Et le Hollandais, qui écrivait, en 1853, restait sceptique sur l’abolition de l’esclavage : « Des siècles devront encore s’écouler avant que les nègres soient civilisés au point de sentir ce que l’esclavage a d’injuste et de dur pour la condition humaine, au point de considérer les malheureux esclaves comme leurs égaux et non comme des animaux domestiques ou comme une marchandise dont on fait trafic. Peut-être n’est-ce là que le rêve d’un utopiste, qu’une idée chimérique qui ne se réalisera jamais. »

LES NÉGRIERS ARABES

Les négriers arabes sont encore pires que les négriers européens : ils ont « de grands bateaux ouverts, lourds et non pontés. On y construit en bambou des plates-formes temporaires, en laissant un étroit passage au centre, écrivait le capitaine Moresby. Puis on y empile les nègres, dans le sens littéral du mot : les premiers sur le plancher même du bateau, deux adultes côte à côte, avec un petit garçon ou une fillette entre eux ou sur eux, jusqu’à ce que la rangée soit complète. Au-dessus, à une distance d’un pouce ou deux au-dessus des corps, on ajoute une première plate-forme, et l’on forme ainsi une seconde rangée, et ainsi de suite jusqu’à ce qu’on ait atteint le plat-bord du bateau.

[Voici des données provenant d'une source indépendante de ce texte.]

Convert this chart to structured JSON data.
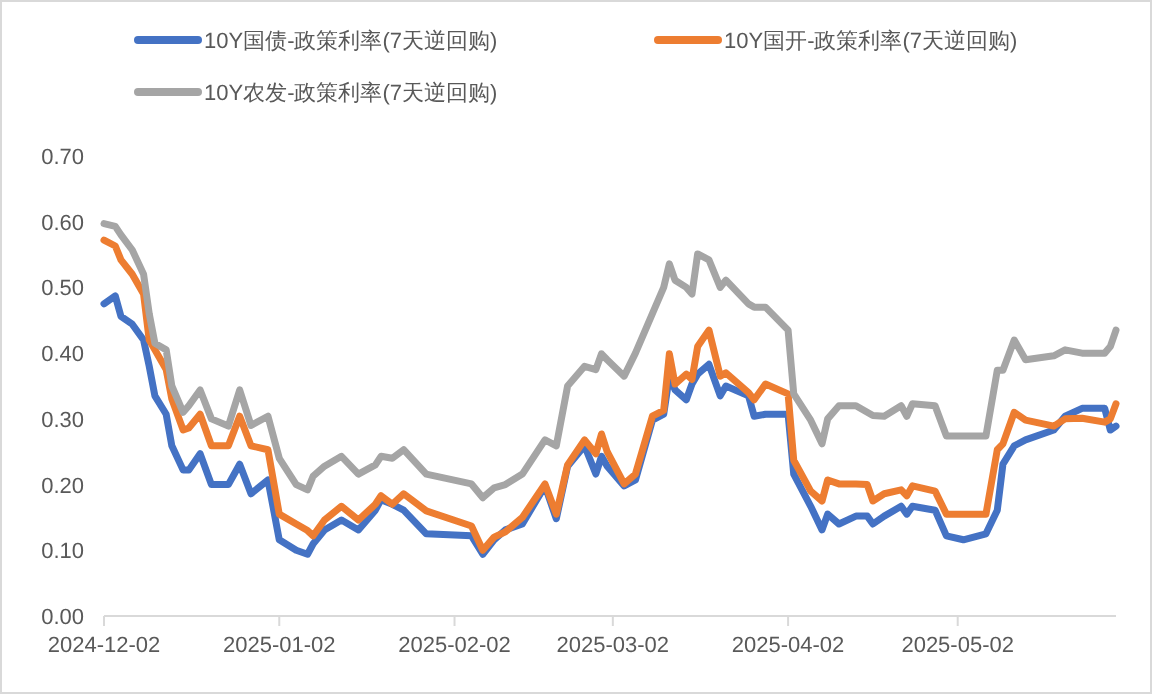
{
  "chart_data": {
    "type": "line",
    "legend": "top",
    "grid": false,
    "marker": "none",
    "line_style": "solid",
    "x": [
      "2024-12-02",
      "2024-12-04",
      "2024-12-05",
      "2024-12-07",
      "2024-12-09",
      "2024-12-10",
      "2024-12-11",
      "2024-12-13",
      "2024-12-14",
      "2024-12-16",
      "2024-12-17",
      "2024-12-19",
      "2024-12-21",
      "2024-12-24",
      "2024-12-26",
      "2024-12-28",
      "2024-12-31",
      "2025-01-02",
      "2025-01-05",
      "2025-01-07",
      "2025-01-08",
      "2025-01-10",
      "2025-01-13",
      "2025-01-16",
      "2025-01-19",
      "2025-01-20",
      "2025-01-22",
      "2025-01-24",
      "2025-01-28",
      "2025-02-05",
      "2025-02-07",
      "2025-02-09",
      "2025-02-11",
      "2025-02-14",
      "2025-02-18",
      "2025-02-20",
      "2025-02-22",
      "2025-02-25",
      "2025-02-27",
      "2025-02-28",
      "2025-03-01",
      "2025-03-04",
      "2025-03-06",
      "2025-03-09",
      "2025-03-11",
      "2025-03-12",
      "2025-03-13",
      "2025-03-15",
      "2025-03-16",
      "2025-03-17",
      "2025-03-19",
      "2025-03-21",
      "2025-03-22",
      "2025-03-26",
      "2025-03-27",
      "2025-03-29",
      "2025-04-02",
      "2025-04-03",
      "2025-04-06",
      "2025-04-08",
      "2025-04-09",
      "2025-04-11",
      "2025-04-14",
      "2025-04-16",
      "2025-04-17",
      "2025-04-19",
      "2025-04-22",
      "2025-04-23",
      "2025-04-24",
      "2025-04-28",
      "2025-04-30",
      "2025-05-03",
      "2025-05-07",
      "2025-05-09",
      "2025-05-10",
      "2025-05-12",
      "2025-05-14",
      "2025-05-19",
      "2025-05-21",
      "2025-05-24",
      "2025-05-28",
      "2025-05-29",
      "2025-05-30"
    ],
    "series": [
      {
        "name": "10Y国债-政策利率(7天逆回购)",
        "color": "#4472c4",
        "values": [
          0.475,
          0.487,
          0.456,
          0.444,
          0.42,
          0.38,
          0.335,
          0.307,
          0.259,
          0.222,
          0.222,
          0.247,
          0.2,
          0.2,
          0.231,
          0.186,
          0.207,
          0.116,
          0.1,
          0.094,
          0.11,
          0.131,
          0.146,
          0.131,
          0.161,
          0.177,
          0.17,
          0.161,
          0.125,
          0.122,
          0.094,
          0.116,
          0.131,
          0.14,
          0.198,
          0.148,
          0.228,
          0.259,
          0.216,
          0.243,
          0.228,
          0.198,
          0.207,
          0.298,
          0.307,
          0.365,
          0.344,
          0.329,
          0.353,
          0.368,
          0.383,
          0.335,
          0.35,
          0.335,
          0.304,
          0.307,
          0.307,
          0.216,
          0.167,
          0.131,
          0.155,
          0.14,
          0.152,
          0.152,
          0.14,
          0.152,
          0.167,
          0.155,
          0.167,
          0.161,
          0.122,
          0.116,
          0.125,
          0.161,
          0.231,
          0.259,
          0.268,
          0.283,
          0.304,
          0.316,
          0.316,
          0.283,
          0.289
        ]
      },
      {
        "name": "10Y国开-政策利率(7天逆回购)",
        "color": "#ed7d31",
        "values": [
          0.572,
          0.563,
          0.542,
          0.52,
          0.49,
          0.42,
          0.405,
          0.375,
          0.33,
          0.283,
          0.286,
          0.307,
          0.259,
          0.259,
          0.304,
          0.259,
          0.253,
          0.155,
          0.14,
          0.13,
          0.122,
          0.146,
          0.167,
          0.146,
          0.17,
          0.183,
          0.17,
          0.186,
          0.16,
          0.137,
          0.1,
          0.12,
          0.128,
          0.15,
          0.201,
          0.155,
          0.23,
          0.268,
          0.247,
          0.277,
          0.25,
          0.201,
          0.216,
          0.304,
          0.313,
          0.399,
          0.353,
          0.368,
          0.36,
          0.41,
          0.435,
          0.365,
          0.37,
          0.34,
          0.329,
          0.353,
          0.338,
          0.237,
          0.19,
          0.175,
          0.207,
          0.201,
          0.201,
          0.2,
          0.175,
          0.186,
          0.192,
          0.183,
          0.198,
          0.19,
          0.155,
          0.155,
          0.155,
          0.253,
          0.262,
          0.31,
          0.298,
          0.289,
          0.3,
          0.301,
          0.295,
          0.3,
          0.323
        ]
      },
      {
        "name": "10Y农发-政策利率(7天逆回购)",
        "color": "#a5a5a5",
        "values": [
          0.597,
          0.593,
          0.58,
          0.557,
          0.52,
          0.46,
          0.415,
          0.405,
          0.35,
          0.31,
          0.32,
          0.344,
          0.3,
          0.289,
          0.344,
          0.29,
          0.304,
          0.24,
          0.2,
          0.192,
          0.213,
          0.228,
          0.243,
          0.216,
          0.23,
          0.243,
          0.24,
          0.253,
          0.216,
          0.201,
          0.18,
          0.195,
          0.2,
          0.216,
          0.268,
          0.259,
          0.35,
          0.38,
          0.375,
          0.399,
          0.39,
          0.365,
          0.4,
          0.46,
          0.5,
          0.536,
          0.511,
          0.5,
          0.49,
          0.551,
          0.542,
          0.5,
          0.511,
          0.475,
          0.47,
          0.47,
          0.435,
          0.338,
          0.298,
          0.262,
          0.3,
          0.32,
          0.32,
          0.31,
          0.305,
          0.304,
          0.32,
          0.304,
          0.323,
          0.32,
          0.274,
          0.274,
          0.274,
          0.374,
          0.374,
          0.42,
          0.39,
          0.396,
          0.405,
          0.4,
          0.4,
          0.41,
          0.435
        ]
      }
    ],
    "xlim": [
      "2024-12-02",
      "2025-05-30"
    ],
    "xticks": [
      "2024-12-02",
      "2025-01-02",
      "2025-02-02",
      "2025-03-02",
      "2025-04-02",
      "2025-05-02"
    ],
    "ylim": [
      0,
      0.7
    ],
    "yticks": [
      {
        "value": 0,
        "label": "0.00"
      },
      {
        "value": 0.1,
        "label": "0.10"
      },
      {
        "value": 0.2,
        "label": "0.20"
      },
      {
        "value": 0.3,
        "label": "0.30"
      },
      {
        "value": 0.4,
        "label": "0.40"
      },
      {
        "value": 0.5,
        "label": "0.50"
      },
      {
        "value": 0.6,
        "label": "0.60"
      },
      {
        "value": 0.7,
        "label": "0.70"
      }
    ]
  }
}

« On calcule sur un trajet de vingt-quatre ou de quarante-huit heures ; si un calme survient, quelques heures suffisent alors pour décider du sort de la cargaison. Et l’on a vu que, sur un chargement de deux cents à quatre cents malheureux ainsi emmagasinés, moins de douze arrivaient vivants à destination. » L’imam de Mascate était l’un des principaux récipiendaires de ces esclaves qui arrivaient du Soudan, du Darfour, du Ouadaï, du Bornou et du pays Haoussa.